EL VIAJE SINIESTRO: DURANTE LA NOCHE
A las siete de la noche del día 2 de noviembre, el cabo de mozos de escuadra Francisco Lladot, postrado en cama y quejándose a cada paso de un dolor de cólico hepático en el costado, ordenó a los mozos Mariano Piquer, Miguel Sala y a Coll reunieran a toda la gente de la casa y se encerrasen con ella en la cocina sin dejar que nadie se acercara al prisionero.
Entre ocho y nueve de la noche salió el conde de su cuarto de la casa de Casellas acompañado del cirujano Ferrer, que llevaba al cinto el machete con que amenazó a España en la Junta al prenderle; de Ramón Massiá, que tenía la espada del conde; del acemilero Domingo Sala y del mozo Jacinto Pla, que bajaba alumbrándoles. Cuatro mozos de escuadra, entre ellos Miguel Sala, Coll y Piquer, quedaron en la casa guardando la gente en la cocina, hasta el día siguiente por la tarde, que fueron a Aviá.
El cura Ferrer, desde fuera, en la oscuridad, estuvo observando lo que pasaba.
Montó el conde dentro del portal de la masía en un macho, aparejado con una silla de labrador payés con estribos de madera y una piel blanca que pidieron al patrón de la casa.
Extrañando el general la caballería, dijo al montar al cirujano Ferrer:
—Este no es el mulo en que he venido estos días.
—No; el otro mulo se lo han llevado a Orgañá. El conde se echó la capa a los hombros porque hacía frío. Luego dijo al acemilero Domingo Sala:
—Amigo, ¡qué noche más oscura!
Detrás del preso salieron todos los demás: Ferrer, Massiá y los mozos de escuadra; pasaron por cerca de una casa llamada Fabá y bajaron hacia la orilla del Segre.
El conde encendió un cigarro puro y fueron así casi alumbrados con el fuego del cigarro que fumaba el general.
Antes de llegar al Segre se detuvieron.
Salió la luna en cuarto creciente entre nubarrones negros, y comenzó a brillar en las aguas del río.
Massiá y Ferrer llamaron al acemilero Sala, que llevaba el macho del ronzal.
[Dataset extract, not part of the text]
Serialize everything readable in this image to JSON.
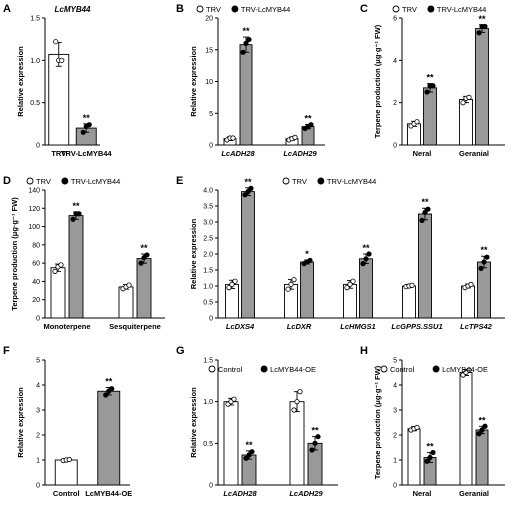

—Cuando el guía se presente —le dijeron—, debes pararte y darle la brida, porque el guía es el único que ha de conducir al conde de España hasta Andorra.
Al llegar al camino real que va a dar a la garganta de los tres puentes del Segre, cerca de la bajada de San Armengol, se efectuó este cambio. Solana gritó:
—¡Eh! Aquí estoy yo.
Entonces Sala le dio el ronzal de la caballería y se unió al cirujano Ferrer y a Massiá, que iban unos cuantos pasos detrás del conde.
Solana echó a andar delante de la mula.
—Adiós, señor conde —dijo Ferrer con ironía.
—Adiós, señores —contestó el conde.
—Y no nos tenga usted odio —añadió Ferrer. El general no contestó. Al verse solo debió de tener un momento de esperanza.
—¿Adónde me lleva usted? —preguntó a Solana.
—A Andorra. Es lo que me han mandado.
—Todavía estamos muy lejos. ¿Cuánto tardaremos?
—Cinco o seis horas.
—Bueno, vamos. ¡Qué noche más negra!
—No tan negra, señor conde —repuso Solana—. Hay un poco de luna.
Efectivamente, a pesar de la negrura de la noche, a veces hacía su aparición la luna, dándole al paisaje con sus rocas grises y blancas y sus matorrales negros un aire espectral.
El río venía muy caudaloso; brillaba con reflejos de plata y murmuraba misteriosamente.
Massiá y el cirujano Ferrer se pasaron. Poco después se les reunió don Narciso. Todos estaban anhelantes, con el oído avizor. Los minutos les parecían siglos. Ya habían perdido de vista al conde en la oscuridad, y hasta pensaban si se les habría escapado de las manos, cuando oyeron voces y después el ruido de un cuerpo en el río.
—Lo han echado —dijeron todos, y volvieron sin hablar a Orgañá.
Momentos más tarde la luna, desembarazada de los nubarrones que la ocultaban, comenzó a lucir en el cielo y a brillar en las aguas inquietas y espumosas del río.